The labeling of many works as "misogynist" occurs throughout the book, and although occasionally appropriate, it often supplies only part of the image put forth by the piece. For example, the section 78 from The Pseudo-Albertus Magnus is headed by commentary that reads " is in fact more of a manual of anti-feminism: its primary purposes do not seem to be medical. The extracts below illustrate something of its sexual suspicion of women." However, what is not mentioned is that the piece is also abusive in its treatment of men who are repeatedly described as unskilled and rough lovers who make young women suffer from the "ineptitude of their penis". Whilst it may be merely a matter of style, I did not find it necessary to include in the commentary that sources are from "antimatrimonial poems" or "misogynist poems" as I would rather the students interpret the language of the piece; constant discussion of misogyny, anti- feminism and homophobia did not present a complete picture of sex in the Middle Ages. It did, however, provide an interesting classroom discussion on editorial intent and the equally misandrous depiction of the husband in many of the readings.

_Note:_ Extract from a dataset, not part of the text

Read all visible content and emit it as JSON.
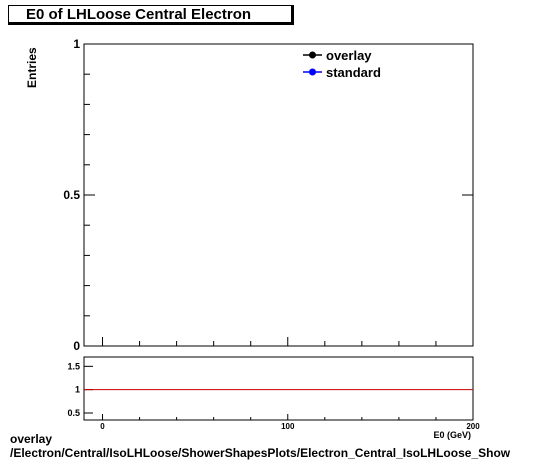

The third and most obvious difficulty I found when using the text was the inherent prudishness of the collection. Whilst both love and marriage are given ample attention within the collection, the topic of sex is treated in an often tangential manner. There is no mention of sex practices or positions, such as discussed in penitentials or in larger works such as that of Bartholomew of Exeter. Medical guides including Albertus Magnus, whose other works are found within the collection, or those of Maino de Maineri or Aldobrandino, among many others, frequently comment upon the proper use and execution of sex in their health regimens. The absence of such a discussion biases this collection's discussion of sex in the Middle Ages as purely theological and casts it in a negative light. It is not only prudish in medical sources but most obviously in literature. I was excited to see McCarthy's inclusion of a fabliau and thought perhaps rather than repeating so much of a familiar and readily accessible text such as Chaucer's, perhaps including another of the fabliaux would be both useful and engaging as it is a wide, varied and largely inaccessible genre for many students owing to the genre's largely untranslated state. The earthy sexual language and themes of the fabliaux would also be an interesting contrast to the image of love and sex in the lais and romances. The fabliau selected is one of the more tame and least sexual in the genre; the contrast with a more vivid poem or a comparison with two or three would have provided much fodder for discussion of entertainment, stereotyping, male/female characters and relationships as well as introducing a more sexual component to the book as a whole.

The criticisms made here are only to suggest the avenues in which one may wish to flesh out their materials to work in conjunction with McCarthy's text, for what McCarthy has produced is a most welcome aid for anyone teaching the subject. I have used it with great success and highly recommend it as part of a corpus of works to set in a course on medieval family, marriage and sexuality. McCarthy's collection, its layout, suggested reading and bibliography all prompt students to do history--to wrestle with the sources and perhaps even with the editor and to progress into deeper levels of research and analysis of primary sources and historiography.